- Canoe Lake Indian Reserve No. 165
- Location in Saskatchewan
- Coordinates: 55°9′50″N 108°9′16″W﻿ / ﻿55.16389°N 108.15444°W
- First Nation: Canoe Lake
- Country: Canada
- Province: Saskatchewan

Government
- • Chief: Pluck Iron
- • MLA Athabasca: Leroy Laliberte
- • MP Desnethé—Missinippi—Churchill River: Buckley Belanger

Area
- • Total: 2,451 ha (6,060 acres)

Population (2016)
- • Total: 912
- • Density: 37.2/km^{2} (96.4/sq mi)
- Time zone: UTC−6 (Central Standard Time)
- • Summer (DST): UTC−5
- Postal code: S0M 0K0
- Area code: (1)306
- Highways: Hwy 965
- Community Well-Being Index: 53

= Canoe Lake 165 =

Indian reserve in Saskatchewan, Canada

Canoe Lake 165 is an Indian reserve of the Canoe Lake Cree First Nation in the boreal forest of northern Saskatchewan, Canada. Its location is on Canoe Lake approximately thirty miles west of Beauval, within the ancient hunting grounds of the Woodland Cree. In the 2016 Canadian Census, it recorded a population of 912 living in 250 of its 273 total private dwellings. In the same year, its Community Well-Being index was calculated at 53 of 100, compared to 58.4 for the average First Nations community and 77.5 for the average non-Indigenous community. The reserve includes the settlement of Canoe Narrows. The name of the reserve and the settlement in Cree is nêhiyaw-wapâsihk ᓀᐦᐃᔭᐤ ᐘᐹᓯᕽ.

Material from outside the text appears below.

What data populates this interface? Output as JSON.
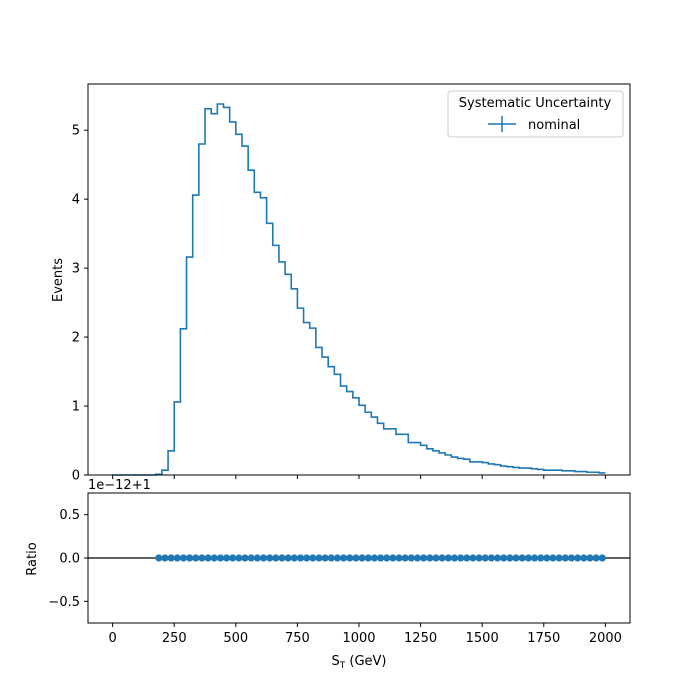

Bordering Canoe Narrows to the east is the village of Jans Bay with a population of 187.
Bordering Canoe Narrows to the west is the village of Cole Bay with a population of 230.

Commercial fishing was the community's original means of support; however, fish populations have diminished somewhat since the late 1970s. The community has since turned to forestry as its main industry.

== Canoe Lake First Nation ==
This town is the administrative headquarters of the Canoe Lake Cree First Nations band government and is affiliated with the Meadow Lake Tribal Council.

The registered population of the Canoe Lake Cree First Nation was 2,515 in October 2018. There were 1,149 members living on reserve and 1,366 members living off reserve. The Canoe Lake Cree Nation has seven locations with three on Canoe Lake.